O caso da Ma­rinha Grande

Ao con­trário do que su­cedeu nou­tras lo­ca­li­dades (do Bar­reiro a Silves, de Coimbra a Lisboa), na Ma­rinha Grande a jor­nada de 18 de Ja­neiro de 1934 as­sumiu grandes pro­por­ções e cum­priu os ob­jec­tivos a que se propôs: os ope­rá­rios to­maram o poder e de­cre­taram o seu «so­viete», após terem cer­cado a vila, cor­tado as prin­ci­pais vias de acesso e ocu­pado lo­cais sen­sí­veis, como o posto da GNR e a es­tação dos Cor­reios.

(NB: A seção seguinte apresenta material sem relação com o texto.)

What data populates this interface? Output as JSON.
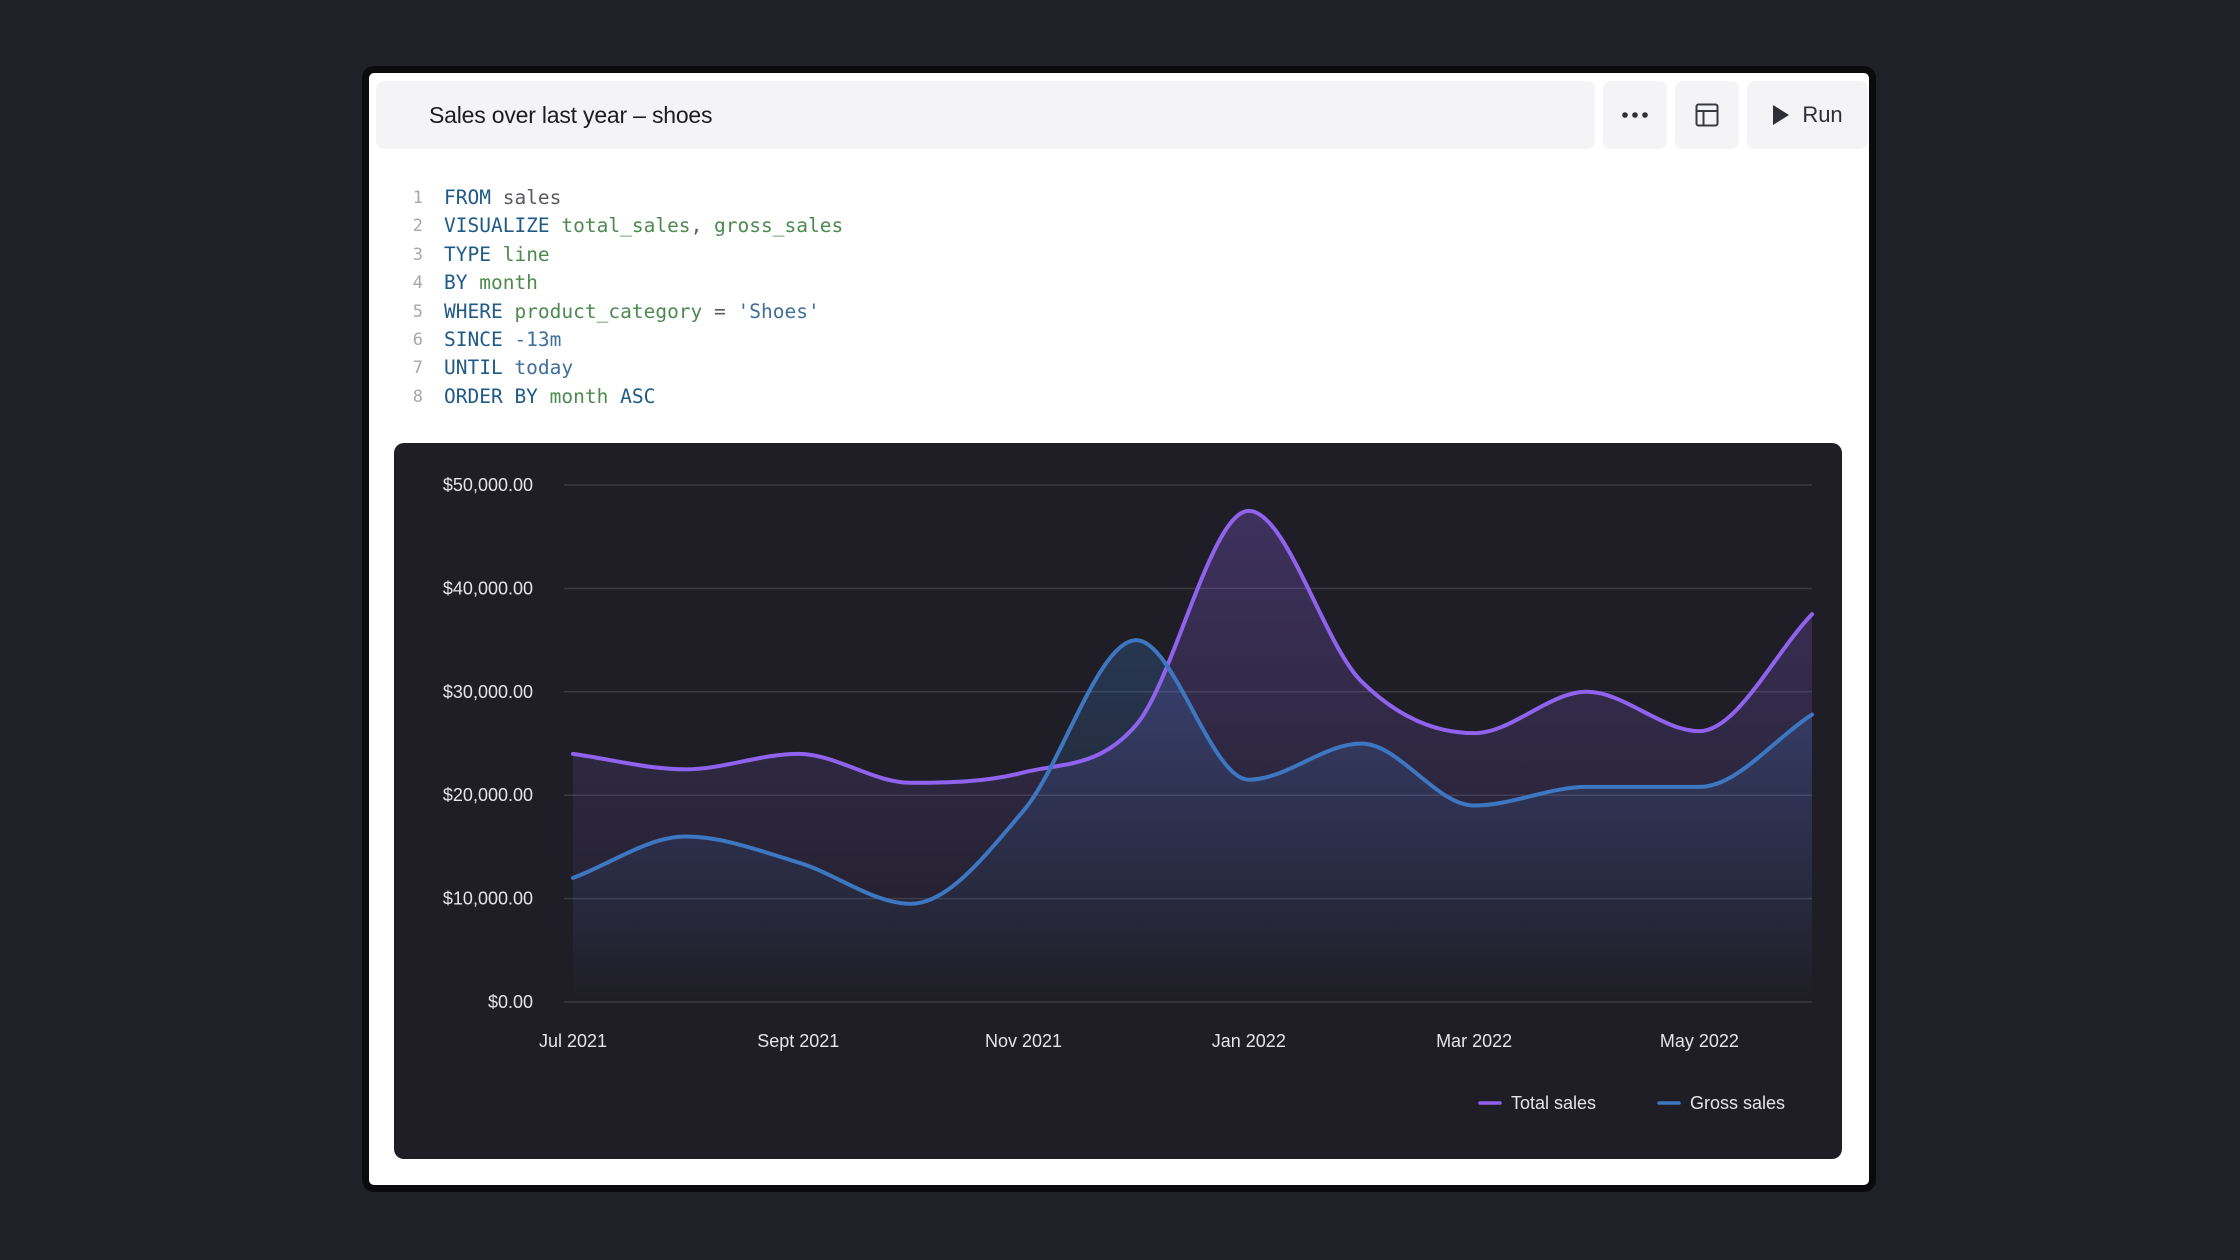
{
  "header": {
    "title": "Sales over last year – shoes",
    "more_icon": "more-horizontal-icon",
    "layout_icon": "layout-panel-icon",
    "run_icon": "play-icon",
    "run_label": "Run"
  },
  "code": {
    "lines": [
      [
        {
          "t": "FROM",
          "c": "kw"
        },
        {
          "t": " sales",
          "c": "plain"
        }
      ],
      [
        {
          "t": "VISUALIZE",
          "c": "kw"
        },
        {
          "t": " total_sales",
          "c": "id"
        },
        {
          "t": ", ",
          "c": "plain"
        },
        {
          "t": "gross_sales",
          "c": "id"
        }
      ],
      [
        {
          "t": "TYPE",
          "c": "kw"
        },
        {
          "t": " line",
          "c": "id"
        }
      ],
      [
        {
          "t": "BY",
          "c": "kw"
        },
        {
          "t": " month",
          "c": "id"
        }
      ],
      [
        {
          "t": "WHERE",
          "c": "kw"
        },
        {
          "t": " product_category",
          "c": "id"
        },
        {
          "t": " = ",
          "c": "plain"
        },
        {
          "t": "'Shoes'",
          "c": "str"
        }
      ],
      [
        {
          "t": "SINCE",
          "c": "kw"
        },
        {
          "t": " -13m",
          "c": "num"
        }
      ],
      [
        {
          "t": "UNTIL",
          "c": "kw"
        },
        {
          "t": " today",
          "c": "str"
        }
      ],
      [
        {
          "t": "ORDER BY",
          "c": "kw"
        },
        {
          "t": " month",
          "c": "id"
        },
        {
          "t": " ASC",
          "c": "kw"
        }
      ]
    ]
  },
  "colors": {
    "total": "#8f63ee",
    "gross": "#3d76c1",
    "grid": "#3a3a44",
    "tick_text": "#e4e4ea",
    "panel": "#1f1e26"
  },
  "chart_data": {
    "type": "line",
    "x": [
      "Jul 2021",
      "Aug 2021",
      "Sept 2021",
      "Oct 2021",
      "Nov 2021",
      "Dec 2021",
      "Jan 2022",
      "Feb 2022",
      "Mar 2022",
      "Apr 2022",
      "May 2022",
      "Jun 2022"
    ],
    "x_tick_labels": [
      "Jul 2021",
      "Sept 2021",
      "Nov 2021",
      "Jan 2022",
      "Mar 2022",
      "May 2022"
    ],
    "series": [
      {
        "name": "Total sales",
        "values": [
          24000,
          22500,
          24000,
          21200,
          22200,
          26800,
          47500,
          31000,
          26000,
          30000,
          26200,
          37500
        ]
      },
      {
        "name": "Gross sales",
        "values": [
          12000,
          16000,
          13500,
          9500,
          18500,
          35000,
          21500,
          25000,
          19000,
          20800,
          20800,
          27800
        ]
      }
    ],
    "y_ticks": [
      0,
      10000,
      20000,
      30000,
      40000,
      50000
    ],
    "y_tick_labels": [
      "$0.00",
      "$10,000.00",
      "$20,000.00",
      "$30,000.00",
      "$40,000.00",
      "$50,000.00"
    ],
    "ylim": [
      0,
      50000
    ],
    "grid": true,
    "legend_position": "bottom-right"
  }
}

Se o poder ope­rário durou pouco, tal se deveu acima de tudo ao facto de só na Ma­rinha Grande o mo­vi­mento re­vo­lu­ci­o­nário ter atin­gido se­me­lhante di­mensão e ca­rac­te­rís­ticas. Iso­lado, foi presa fácil para as forças re­pres­sivas, que mo­veram contra o ope­ra­riado in­sur­recto po­de­rosos meios mi­li­tares e re­pres­sivos. A re­sis­tência foi co­ra­josa, mas breve. Muitos tra­ba­lha­dores (co­mu­nistas, na sua mai­oria) foram presos e bru­tal­mente tor­tu­rados.

A par­ti­cu­la­ri­dade da Ma­rinha Grande na jor­nada de 18 de Ja­neiro – que se queria in­sur­rec­ci­onal e na­ci­onal – não foi fruto do acaso. Ela mer­gulha nas lutas tra­vadas pelos ope­rá­rios vi­dreiros desde o início da dé­cada, quando os efeitos da crise eco­nó­mica se fi­zeram sentir com vi­o­lência na vila, e na rá­pida im­plan­tação do Par­tido e das Ju­ven­tudes Co­mu­nistas nas fá­bricas. Em 1934, a in­fluência co­mu­nista junto dos ope­rá­rios da Ma­rinha Grande era já muito su­pe­rior à dos so­ci­a­listas e dos anar­quistas.

Ali, di­fe­ren­te­mente do que ocorreu nou­tras lo­ca­li­dades, não houve apenas co­ragem, ab­ne­gação e ge­ne­ro­si­dade. Houve também uma or­ga­ni­zação re­vo­lu­ci­o­nária que de­finiu ob­jec­tivos, dis­tri­buiu ta­refas e ga­rantiu o seu cum­pri­mento; essa força de van­guarda era o Par­tido Co­mu­nista Por­tu­guês.

O es­ma­ga­mento do «so­viete» da Ma­rinha Grande e a cap­tura de muitos dos seus pro­ta­go­nistas re­pre­sen­taram um enorme revés para a or­ga­ni­zação local do Par­tido, que chegou a estar pra­ti­ca­mente des­man­te­lada. Mas não tar­daria muito até que novos mi­li­tantes to­massem o lugar dos caídos e re­er­guessem a es­tru­tura par­ti­dária nas fá­bricas, man­tendo e am­pli­ando o pres­tígio e in­fluência do Par­tido junto dos ope­rá­rios vi­dreiros.

 

* * *

 

Es­creveu Álvaro Cu­nhal* que «ne­nhuma classe passa de go­ver­nada a go­ver­nante por uma es­trada em linha recta ou por avanços con­ti­nu­ados. Não o faz sem vi­tó­rias e sem der­rotas (...)». A jor­nada de 18 de Ja­neiro de 1934 é disto um exemplo no­tável: se na­quele dia a classe ope­rária foi cla­ra­mente der­ro­tada, a sua co­ragem e os seus ideais de eman­ci­pação dei­xaram se­mentes.